With that in mind, consider the expected lifetime of PV panels. In 25 to 30 years perhaps all 2 million panels will be replaced by cheaper equivalents, or by something new and more efficient. An EPR is, of course, rated for 60 years of operation, with negligible fuel costs. The million versus billion dollar pricetags aren’t stacking the way you’d expect them to any more.

And if we actually want to limit the lifecycle greenhouse gas emissions of our low carbon electricity?


Sanmen, China, not long ago.

The pair of Generation III+ Westinghouse AP1000 reactors in Sanmen are approaching their scheduled completion.
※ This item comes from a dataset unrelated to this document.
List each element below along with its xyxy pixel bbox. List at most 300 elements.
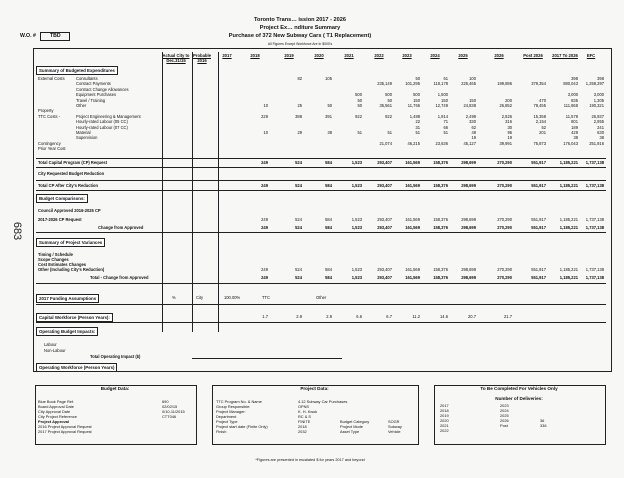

With a combined capacity of 2234 MW for US$5.88 billion, or US$2.63 million per MW, and a reasonable capacity factor of at least 0.9, China gets an extra 17.6 TWh/year.*

I’m not saying we should halt the expansion of outback solar. Some of these cost estimates may even change with time, and it reamins to be seen how these Chinese costs transfer out of their domestic market. But it is painfully clear that every year Australia excludes modern nuclear terawatt hours, with their reliability and (at worst) competitive or (more representative) starkly superior capacity, we are fiddling during the proverbial conflagration. After all, are coal plants going to close once those PV farms start chipping in their daily contribution?


*Yes. That is almost 50 times as much power, for less $ per MW.